New York Supreme and/or Appellate Courts Appellate Division, First Department
February 19, 2013
WILLIAM DAVID, PLAINTIFF-APPELLANT,
ONILDA CRUZ, DEFENDANT-RESPONDENT.
David v Cruz
Decided on February 19, 2013
Published by New York State Law Reporting Bureau pursuant to Judiciary Law § 431.
This opinion is uncorrected and subject to revision before publication in the Official Reports.
Friedman, J.P., Acosta, Renwick, Richter, Roman, JJ.
Order, Supreme Court, Bronx County (Mark Friedlander, J.), entered on or about August 10, 2011, which, insofar as appealed from, upon renewal of plaintiff's cross motion to enforce a settlement agreement, partially granted the cross motion, unanimously reversed, on the law, without costs, and the cross motion denied in its entirety.
An agreement purporting to opt out of the basic child support obligations set forth in the Child Support Standards Act (CSSA) must "include a provision stating that the parties have been advised of the provisions of [the CSSA]," must specify the amount that the basic child support obligation would have been, and the reason or reasons for the deviation (Family Court Act § 413[h]; Domestic Relations Law § 240[1-b][h]; see Baranek v Baranek, 54 AD3d 789 [2d Dept 2008], lv dismissed 14 NY3d 903 ).
"Such provision may not be waived by either party or counsel" (Family Court Act § 413[h]; Domestic Relations Law § 240[1-b][h]; see Blaikie v Mortner, 274 AD2d 95, 99-101 [1st Dept 2000]; Matter of Burnside v Somerville, 202 AD2d 1064 [4th Dept 1994]).

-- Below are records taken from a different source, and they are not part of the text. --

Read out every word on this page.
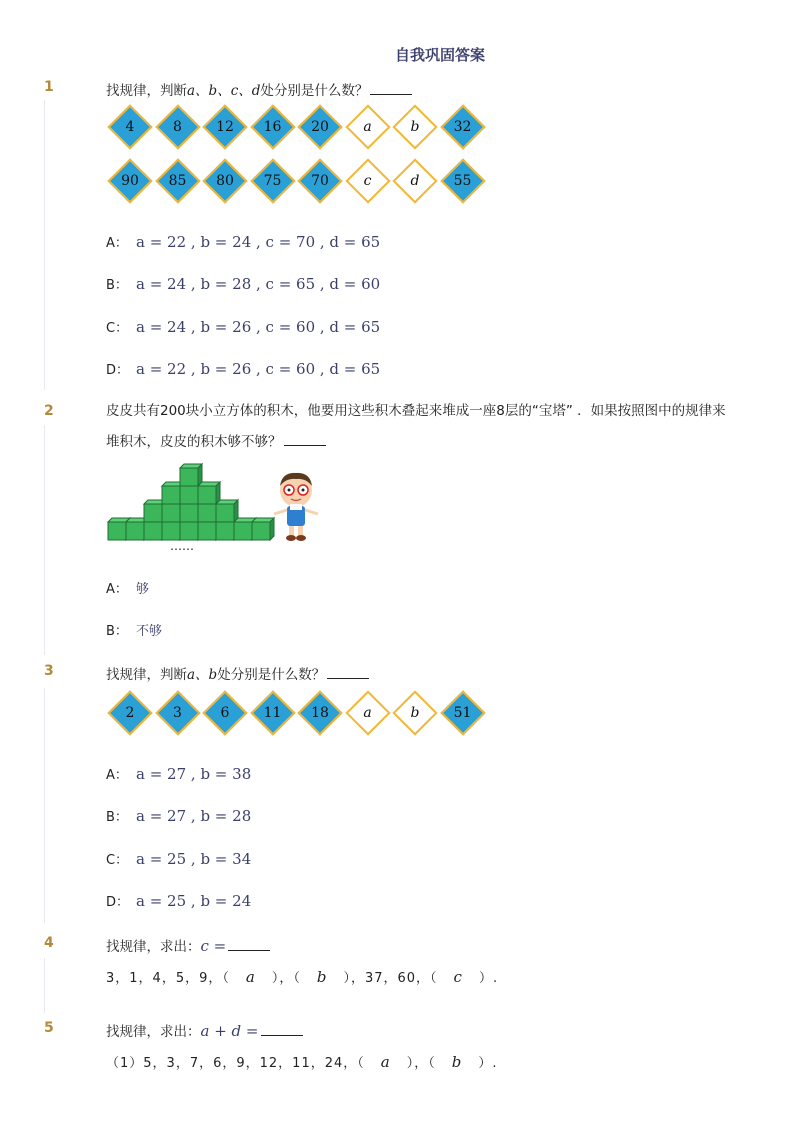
自我巩固答案
1	找规律，判断a、b、c、d处分别是什么数？
4	8	12	16	20	a	b	32
90	85	80	75	70	c	d	55
A： a = 22 , b = 24 , c = 70 , d = 65
B： a = 24 , b = 28 , c = 65 , d = 60
C： a = 24 , b = 26 , c = 60 , d = 65
D： a = 22 , b = 26 , c = 60 , d = 65
2	皮皮共有200块小立方体的积木，他要用这些积木叠起来堆成一座8层的“宝塔” ．如果按照图中的规律来堆积木，皮皮的积木够不够？
……
A： 够
B： 不够
3	找规律，判断a、b处分别是什么数？
2	3	6	11	18	a	b	51
A： a = 27 , b = 38
B： a = 27 , b = 28
C： a = 25 , b = 34
D： a = 25 , b = 24
4	找规律，求出：c =
3，1，4，5，9，（ a ），（ b ），37，60，（ c ）.
5	找规律，求出：a + d =
（1）5，3，7，6，9，12，11，24，（ a ），（ b ）.
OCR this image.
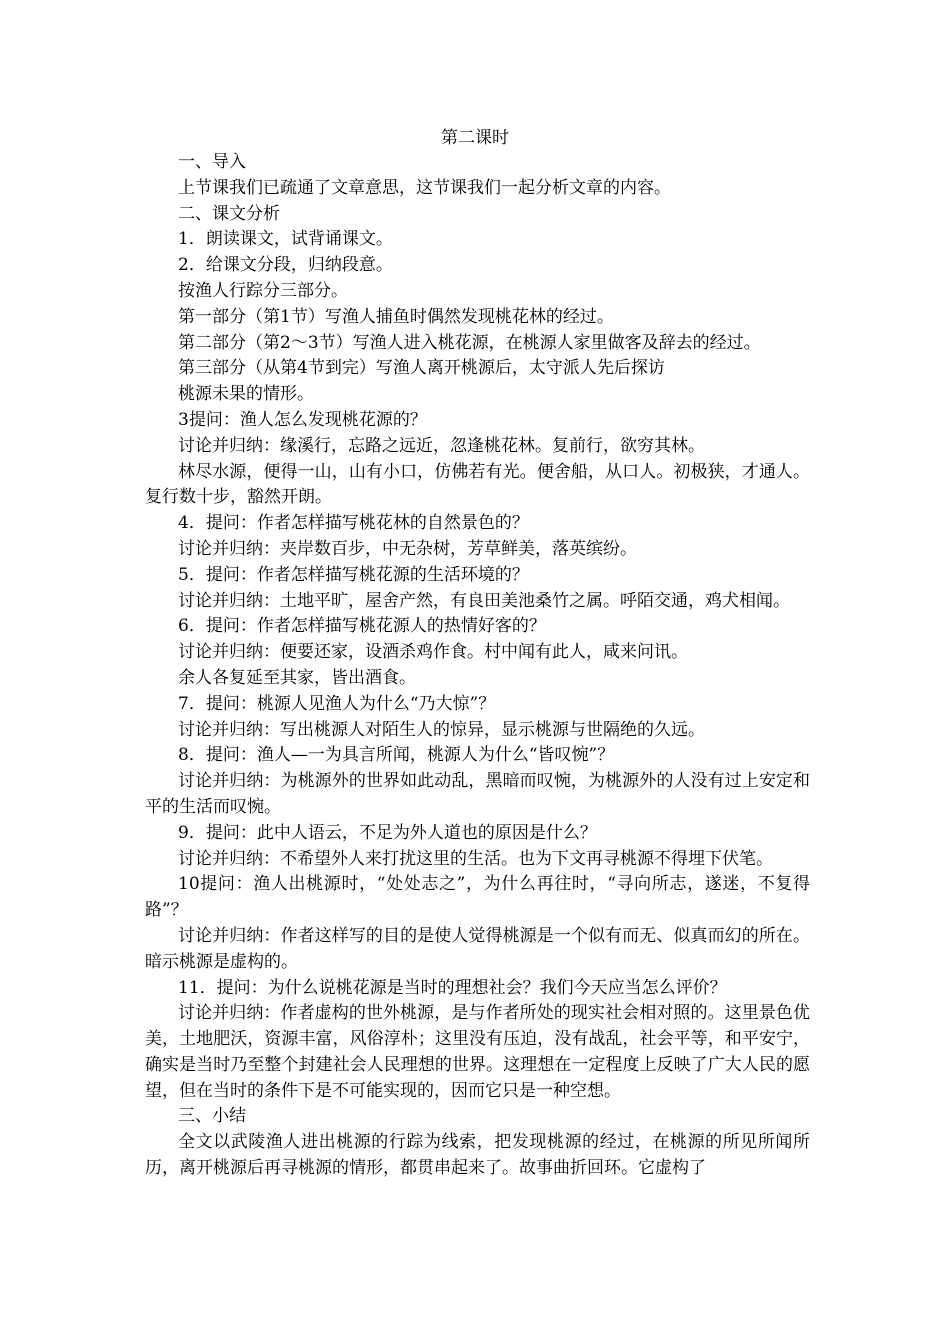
第二课时

一、导入

上节课我们已疏通了文章意思，这节课我们一起分析文章的内容。

二、课文分析

1．朗读课文，试背诵课文。

2．给课文分段，归纳段意。

按渔人行踪分三部分。

第一部分（第1节）写渔人捕鱼时偶然发现桃花林的经过。

第二部分（第2～3节）写渔人进入桃花源，在桃源人家里做客及辞去的经过。

第三部分（从第4节到完）写渔人离开桃源后，太守派人先后探访

桃源未果的情形。

3提问：渔人怎么发现桃花源的？

讨论并归纳：缘溪行，忘路之远近，忽逢桃花林。复前行，欲穷其林。

林尽水源，便得一山，山有小口，仿佛若有光。便舍船，从口人。初极狭，才通人。复行数十步，豁然开朗。

4．提问：作者怎样描写桃花林的自然景色的？

讨论并归纳：夹岸数百步，中无杂树，芳草鲜美，落英缤纷。

5．提问：作者怎样描写桃花源的生活环境的？

讨论并归纳：土地平旷，屋舍产然，有良田美池桑竹之属。呼陌交通，鸡犬相闻。

6．提问：作者怎样描写桃花源人的热情好客的？

讨论并归纳：便要还家，设酒杀鸡作食。村中闻有此人，咸来问讯。

余人各复延至其家，皆出酒食。

7．提问：桃源人见渔人为什么“乃大惊”？

讨论并归纳：写出桃源人对陌生人的惊异，显示桃源与世隔绝的久远。

8．提问：渔人—一为具言所闻，桃源人为什么“皆叹惋”？

讨论并归纳：为桃源外的世界如此动乱，黑暗而叹惋，为桃源外的人没有过上安定和平的生活而叹惋。

9．提问：此中人语云，不足为外人道也的原因是什么？

讨论并归纳：不希望外人来打扰这里的生活。也为下文再寻桃源不得埋下伏笔。

10提问：渔人出桃源时，“处处志之”，为什么再往时，“寻向所志，遂迷，不复得路”？

讨论并归纳：作者这样写的目的是使人觉得桃源是一个似有而无、似真而幻的所在。暗示桃源是虚构的。

11．提问：为什么说桃花源是当时的理想社会？我们今天应当怎么评价？

讨论并归纳：作者虚构的世外桃源，是与作者所处的现实社会相对照的。这里景色优美，土地肥沃，资源丰富，风俗淳朴；这里没有压迫，没有战乱，社会平等，和平安宁，确实是当时乃至整个封建社会人民理想的世界。这理想在一定程度上反映了广大人民的愿望，但在当时的条件下是不可能实现的，因而它只是一种空想。

三、小结

全文以武陵渔人进出桃源的行踪为线索，把发现桃源的经过，在桃源的所见所闻所历，离开桃源后再寻桃源的情形，都贯串起来了。故事曲折回环。它虚构了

Here, both the settlement agreement and the subject order effectuating it failed to recite that the parties were aware of the CSSA guidelines, failed to set forth the basic child support obligation, and failed to set forth the reasons for deviating from the guidelines (see Family Court Act § 413[h]; Domestic Relations Law § 240[1-b][h]; Baranek, 54 AD3d at 790-791; Matter of Michelle W. v Forrest James P., 218 AD2d 175 [4th Dept 1996]).
Although the invalidity of a child support provision does not necessarily invalidate the agreement in its entirety (see e.g. Cimons v Cimons, 53 AD3d 125, 129 [2d Dept 2008]), the agreement at issue cannot be salvaged by deeming it divisible for partial illegality and severing and enforcing the provisions that do not pertain to child support. The provisions pertaining to child support constituted the main objective of the agreement, or the bargained-for consideration inducing defendant to agree to the remainder of the agreement, including the injunctive provisions (see e.g. Georgia Props., Inc. v Dalsimer, 39 AD3d 332, 334 [1st Dept 2005]; cf. Baranek, 54 AD3d at 791).
THIS CONSTITUTES THE DECISION AND ORDER OF THE SUPREME COURT, APPELLATE DIVISION, FIRST DEPARTMENT.